There is good news and bad news. The good news is that I found
the cause, and we can keep this from happening with a change on
our end. The bad news is that I think it also points to a backend bug,
although not as serious as the potential (hypothetical) one I was
asking about earlier.

For the record (and the benefit of anyone with similar problems who
may search the archives), I got the connection pool set up, and found
the pids for the connection processes like this:

# ps aux|grep postgres
postgres 18307 0.0 0.0 3052 1100 pts/0 S Sep09 0:00 su postgres
postgres 18308 0.0 0.0 3408 1828 pts/0 S+ Sep09 0:00 bash
postgres 15463 0.0 0.1 89508 3852 pts/0 S 10:09 0:05 /usr/local/pgsql/bin/postmaster -D /var/pgsql/data
postgres 15466 0.0 4.0 89652 83004 pts/0 S 10:09 0:00 postgres: writer process
postgres 15467 0.0 0.1 7052 2796 pts/0 S 10:09 0:02 postgres: stats buffer process
postgres 15468 0.0 0.0 6388 1996 pts/0 S 10:09 0:03 postgres: stats collector process
postgres 926 0.0 0.3 90484 7576 pts/0 S 14:34 0:00 postgres: dtr dtr 165.219.88.77(4436) idle
postgres 927 0.0 0.2 89956 4684 pts/0 S 14:34 0:00 postgres: dtr dtr 165.219.88.77(4437) idle
postgres 928 3.0 1.1 90404 23764 pts/0 S 14:34 0:07 postgres: dtr dtr 165.219.88.77(4438) idle
postgres 929 2.7 1.1 90468 23260 pts/0 S 14:34 0:07 postgres: dtr dtr 165.219.88.77(4439) idle
root 935 0.0 0.0 1796 648 pts/2 S+ 14:38 0:00 grep postgres

I then established an strace session for each connection like this:

strace -tt -o strace.926 -p 926

Other flags may have been useful, but strace is new to me, so I took
the route I was sure I understood. I ran until we got an error, which
involved running through 7,278 transactions. I used Ctrl+C to stop
each strace and searched the results for SIGINT. There were 1,799
of them. They always came in a set of lines like this:

13:59:19.625498 recv(7, "P\0\0\0Y\0SELECT lcmtr.\"relationName"..., 8192, 0) = 125
13:59:19.625976 _llseek(32, 0, [0], SEEK_END) = 0
13:59:19.626057 _llseek(33, 0, [8192], SEEK_END) = 0
13:59:19.626159 _llseek(32, 0, [0], SEEK_END) = 0
13:59:19.626257 send(7, "1\0\0\0\0042\0\0\0\4T\0\0\0D\0\2relationName\0\0\0"..., 97, 0) = 97
13:59:19.626352 recv(7, 0x82b1000, 8192, 0) = ? ERESTARTSYS (To be restarted)
13:59:19.628477 --- SIGINT (Interrupt) @ 0 (0) ---
13:59:19.628559 sigreturn() = ? (mask now [])

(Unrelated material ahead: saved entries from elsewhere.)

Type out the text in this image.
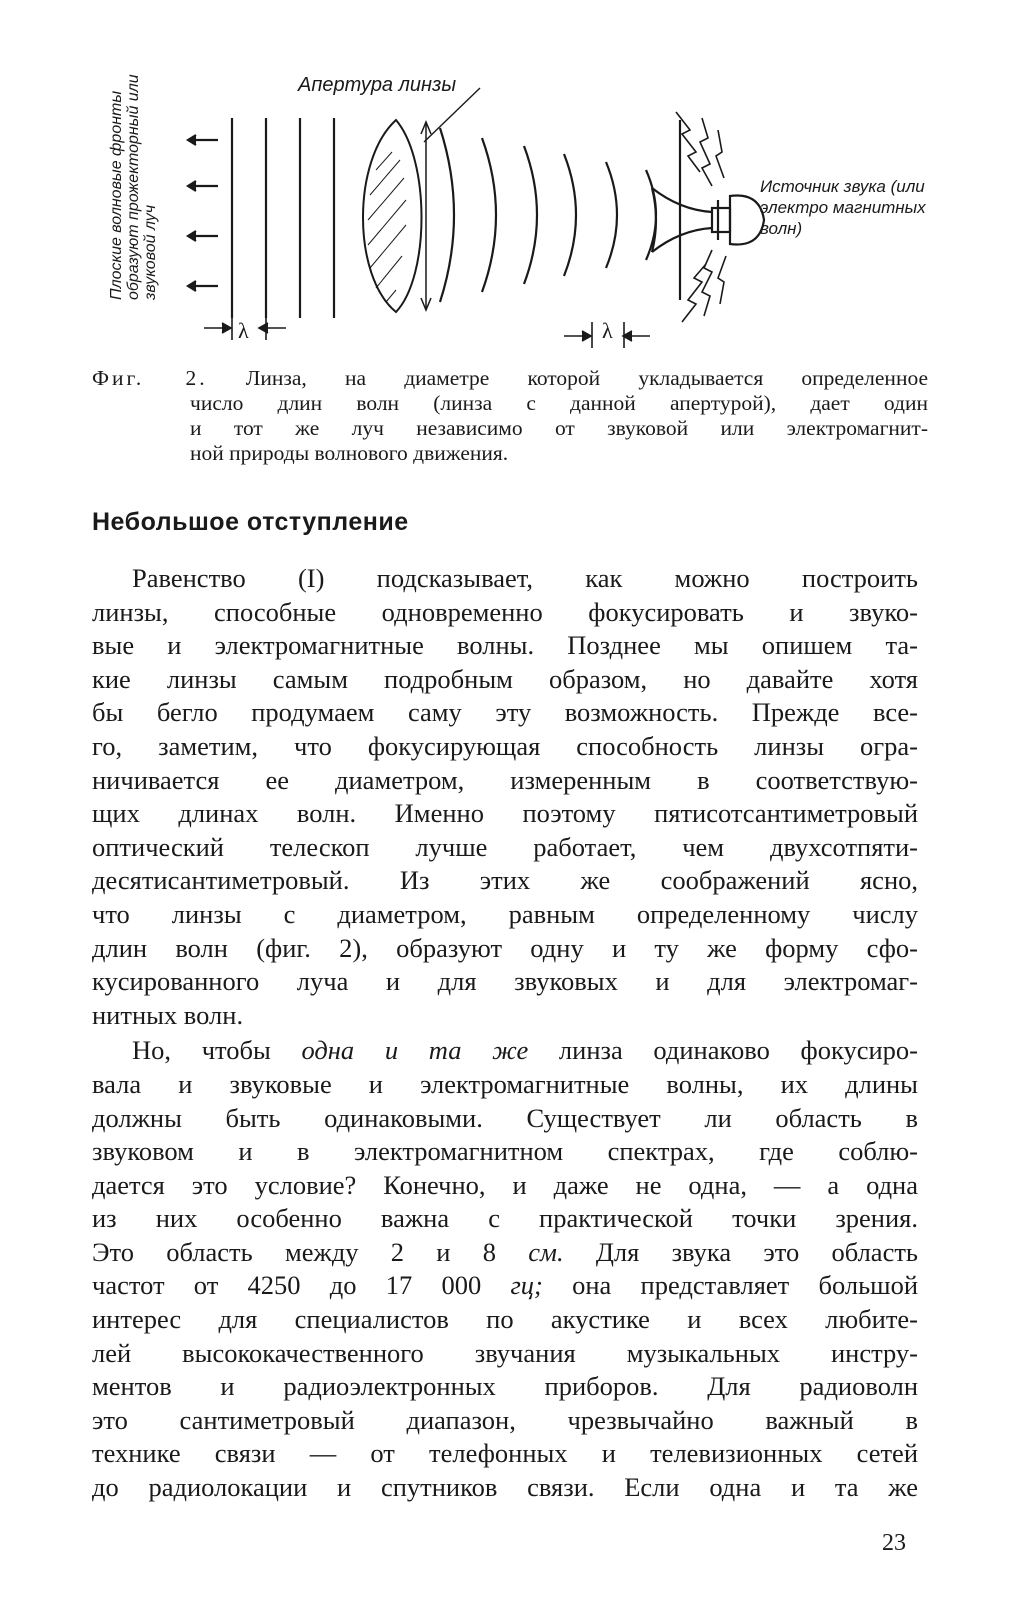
Апертура линзы
Источник звука (или электро магнитных волн)
Плоские волновые фронты образуют прожекторный или звуковой луч
λ	λ
Фиг. 2. Линза, на диаметре которой укладывается определенное
число длин волн (линза с данной апертурой), дает один
и тот же луч независимо от звуковой или электромагнит-
ной природы волнового движения.
Небольшое отступление
Равенство (I) подсказывает, как можно построить
линзы, способные одновременно фокусировать и звуко-
вые и электромагнитные волны. Позднее мы опишем та-
кие линзы самым подробным образом, но давайте хотя
бы бегло продумаем саму эту возможность. Прежде все-
го, заметим, что фокусирующая способность линзы огра-
ничивается ее диаметром, измеренным в соответствую-
щих длинах волн. Именно поэтому пятисотсантиметровый
оптический телескоп лучше работает, чем двухсотпяти-
десятисантиметровый. Из этих же соображений ясно,
что линзы с диаметром, равным определенному числу
длин волн (фиг. 2), образуют одну и ту же форму сфо-
кусированного луча и для звуковых и для электромаг-
нитных волн.
Но, чтобы одна и та же линза одинаково фокусиро-
вала и звуковые и электромагнитные волны, их длины
должны быть одинаковыми. Существует ли область в
звуковом и в электромагнитном спектрах, где соблю-
дается это условие? Конечно, и даже не одна, — а одна
из них особенно важна с практической точки зрения.
Это область между 2 и 8 см. Для звука это область
частот от 4250 до 17 000 гц; она представляет большой
интерес для специалистов по акустике и всех любите-
лей высококачественного звучания музыкальных инстру-
ментов и радиоэлектронных приборов. Для радиоволн
это сантиметровый диапазон, чрезвычайно важный в
технике связи — от телефонных и телевизионных сетей
до радиолокации и спутников связи. Если одна и та же
23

The SELECT statement was easy to find, and it became clear that a
programmer had code which was incorrectly canceling a JDBC
Statement after reaching the end of the (empty) ResultSet. One
time out of 1,799 this was causing the error we were seeing on
the subsequent commit, which strikes me as a bug.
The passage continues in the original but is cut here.